// Twitter Cards // Prexisting Head The Biologist Is In: The Color of Beans 6

Tuesday, August 29, 2023

The Color of Beans 6

Cluster of bright red bean flowers.My ongoing project to produce distinctly blue dry beans occasionally throws a surprise at me. This spring, two plants with bright red flowers appeared in one of my gardens. The blue lines had until now showed a mix of white and pale pink flowers, so this change was rather dramatic.

I immediately began thinking about how these plants came to be. They clearly grew from blue seeds I'd planted, but that was all I knew initially. Last year I had some (more or less) intentional hybrids turn up in my blue bush bean patch, so I thought they might have represented back crosses to the parental blue line.

In another garden this year is filled with an F2 population from that intentional hybrid I mentioned. If the red flower color came from a back cross, then the same color should also turn up among the F2 plants. Only white and pale pink flowers were evident when they started blooming, thus the red flower did not come from a back cross.

I did have one red-flowered Phaseolus coccineus (var "Insuk's Wang Kong") growing last year. The seed germinated late and the vine never prospered. It had only one small flower cluster and produced a single pod with a single seed. It was also on the far end of the garden from the blue bush population, with rows of large tomato and other bean plants in between. I didn't expect there would be any chance for pollen transfer like this, even though I was hoping there might be some crosses with more nearby plants because I'd been wanting to work with a P. vulgaris x P. coccineus hybrid for years.

Dry beans. Most are tan with dark brown streaks, but a few are solid blue.

I was eagerly waiting for the first seed pods from the red flowered plants to mature, as their seed color would likely be the definitive evidence for the plants being hybrids. The first pods broke open to reveal tan seeds marked with dark blue. The speckled trait came from the P. coccineus parent and the blue color came from the P. vulgaris parent (the blue seeds here for comparison purposes).

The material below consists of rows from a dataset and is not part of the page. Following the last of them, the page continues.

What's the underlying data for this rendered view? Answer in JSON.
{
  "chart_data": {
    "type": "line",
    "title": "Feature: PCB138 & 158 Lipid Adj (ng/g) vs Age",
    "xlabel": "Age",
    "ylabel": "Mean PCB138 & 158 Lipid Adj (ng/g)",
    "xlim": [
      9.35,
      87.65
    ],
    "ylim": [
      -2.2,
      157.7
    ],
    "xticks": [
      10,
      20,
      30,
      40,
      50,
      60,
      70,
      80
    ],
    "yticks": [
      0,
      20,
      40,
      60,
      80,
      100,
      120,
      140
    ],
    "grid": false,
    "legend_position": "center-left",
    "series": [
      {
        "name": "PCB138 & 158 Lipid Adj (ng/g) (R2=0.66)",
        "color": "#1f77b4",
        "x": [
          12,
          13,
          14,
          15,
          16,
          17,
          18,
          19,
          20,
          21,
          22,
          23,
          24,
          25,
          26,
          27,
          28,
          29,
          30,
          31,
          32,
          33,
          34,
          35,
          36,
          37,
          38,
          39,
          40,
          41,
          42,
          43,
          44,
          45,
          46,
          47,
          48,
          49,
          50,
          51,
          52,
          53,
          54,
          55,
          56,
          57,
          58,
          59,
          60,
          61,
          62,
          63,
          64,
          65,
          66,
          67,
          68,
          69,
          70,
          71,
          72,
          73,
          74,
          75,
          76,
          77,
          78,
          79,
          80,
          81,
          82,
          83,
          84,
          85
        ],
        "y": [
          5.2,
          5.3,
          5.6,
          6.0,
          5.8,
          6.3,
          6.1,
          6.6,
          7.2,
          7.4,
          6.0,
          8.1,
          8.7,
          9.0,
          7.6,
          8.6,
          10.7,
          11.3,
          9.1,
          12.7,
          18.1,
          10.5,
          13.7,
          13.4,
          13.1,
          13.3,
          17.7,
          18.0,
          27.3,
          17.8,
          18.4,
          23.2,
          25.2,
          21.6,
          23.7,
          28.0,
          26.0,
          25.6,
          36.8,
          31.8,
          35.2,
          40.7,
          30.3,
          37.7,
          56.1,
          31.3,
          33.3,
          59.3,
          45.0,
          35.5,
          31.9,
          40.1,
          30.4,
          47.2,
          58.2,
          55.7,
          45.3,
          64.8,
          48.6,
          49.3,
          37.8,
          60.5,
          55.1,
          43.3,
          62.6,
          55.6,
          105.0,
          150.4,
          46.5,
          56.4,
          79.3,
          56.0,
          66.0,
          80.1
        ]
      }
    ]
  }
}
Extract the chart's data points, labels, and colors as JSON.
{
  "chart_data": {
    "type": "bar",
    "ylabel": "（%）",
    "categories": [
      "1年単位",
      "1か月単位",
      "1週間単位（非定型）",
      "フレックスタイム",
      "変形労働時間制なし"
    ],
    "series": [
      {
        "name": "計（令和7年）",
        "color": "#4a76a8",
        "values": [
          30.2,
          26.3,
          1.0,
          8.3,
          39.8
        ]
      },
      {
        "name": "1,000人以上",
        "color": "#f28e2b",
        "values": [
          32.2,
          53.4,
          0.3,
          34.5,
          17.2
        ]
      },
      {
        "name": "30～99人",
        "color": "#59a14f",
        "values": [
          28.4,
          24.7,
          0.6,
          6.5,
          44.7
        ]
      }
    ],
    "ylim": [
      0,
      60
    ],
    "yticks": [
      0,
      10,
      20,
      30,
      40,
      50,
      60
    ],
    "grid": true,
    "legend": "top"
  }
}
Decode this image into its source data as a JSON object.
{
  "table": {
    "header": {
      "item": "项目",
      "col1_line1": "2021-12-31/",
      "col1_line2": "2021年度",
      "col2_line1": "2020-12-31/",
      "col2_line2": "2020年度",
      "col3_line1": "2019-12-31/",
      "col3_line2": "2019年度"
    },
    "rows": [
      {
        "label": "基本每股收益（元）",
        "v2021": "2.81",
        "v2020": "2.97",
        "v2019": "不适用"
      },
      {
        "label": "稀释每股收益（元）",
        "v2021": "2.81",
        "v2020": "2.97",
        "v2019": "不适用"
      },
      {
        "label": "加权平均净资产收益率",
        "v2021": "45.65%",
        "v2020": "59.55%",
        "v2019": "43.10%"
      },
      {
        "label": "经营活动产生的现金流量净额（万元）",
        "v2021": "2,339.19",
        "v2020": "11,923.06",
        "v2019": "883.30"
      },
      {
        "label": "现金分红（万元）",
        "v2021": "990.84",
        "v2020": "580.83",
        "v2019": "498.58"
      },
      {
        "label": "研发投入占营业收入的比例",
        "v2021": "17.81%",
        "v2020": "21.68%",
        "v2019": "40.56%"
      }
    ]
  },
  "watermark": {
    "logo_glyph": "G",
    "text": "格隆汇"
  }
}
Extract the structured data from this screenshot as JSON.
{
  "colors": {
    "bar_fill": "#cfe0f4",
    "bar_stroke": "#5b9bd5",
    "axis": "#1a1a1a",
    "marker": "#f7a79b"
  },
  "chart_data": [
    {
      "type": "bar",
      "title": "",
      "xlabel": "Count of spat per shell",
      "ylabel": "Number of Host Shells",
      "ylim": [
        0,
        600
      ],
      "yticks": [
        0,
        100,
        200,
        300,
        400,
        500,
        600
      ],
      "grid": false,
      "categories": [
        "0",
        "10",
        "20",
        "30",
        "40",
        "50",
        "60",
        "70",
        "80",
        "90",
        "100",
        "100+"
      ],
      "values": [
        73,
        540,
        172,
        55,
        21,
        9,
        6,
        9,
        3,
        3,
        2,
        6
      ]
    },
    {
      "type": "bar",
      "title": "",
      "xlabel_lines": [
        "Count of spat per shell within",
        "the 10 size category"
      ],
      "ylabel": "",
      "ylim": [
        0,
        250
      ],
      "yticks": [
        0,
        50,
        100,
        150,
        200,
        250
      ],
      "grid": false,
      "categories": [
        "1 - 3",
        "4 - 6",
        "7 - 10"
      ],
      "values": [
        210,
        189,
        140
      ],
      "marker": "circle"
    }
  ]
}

Hybrids between P. vulgaris and P. coccinues are often described as having growth issues or have poor seed-set, though the literature and experience of others seems to be quite variable. Fortunately, my hybrids show no such issues but perhaps they may show up in the next generations.




Because the P. coccineus parent's seeds were a pale purple, I was expecting the hybrid to turn up with a distinctly purple color and I wouldn't see the blue again until the next generation. Since the speckled trait seems to be dominant, I would expect 75% of the next generation to also show speckles. I can't really predict what the colors in the next generation will be, since I don't have a good idea of what the mixed up genetics will do.

I have read from a few references that the P. coccineus chromosomes are preferentially lost vs the P. vulgaris chromosomes in subsequent generations, so any predictable genetics ratios are likely to be distorted significantly. I'll just have to find out. Because of this tendency, similar crosses have been used before to introgress traits into P. vulgaris, such as disease resistance factors. I'm hoping I can stabilize the flower color over the next few years, as well as the tendency to bloom very well.

References:

  1. Interspecific hybridization between cultivated american species of the genus Phaseolus.
  2. Embryo development in reciprocal cross of Phaseolus vulgaris L. and P. coccineus Lam.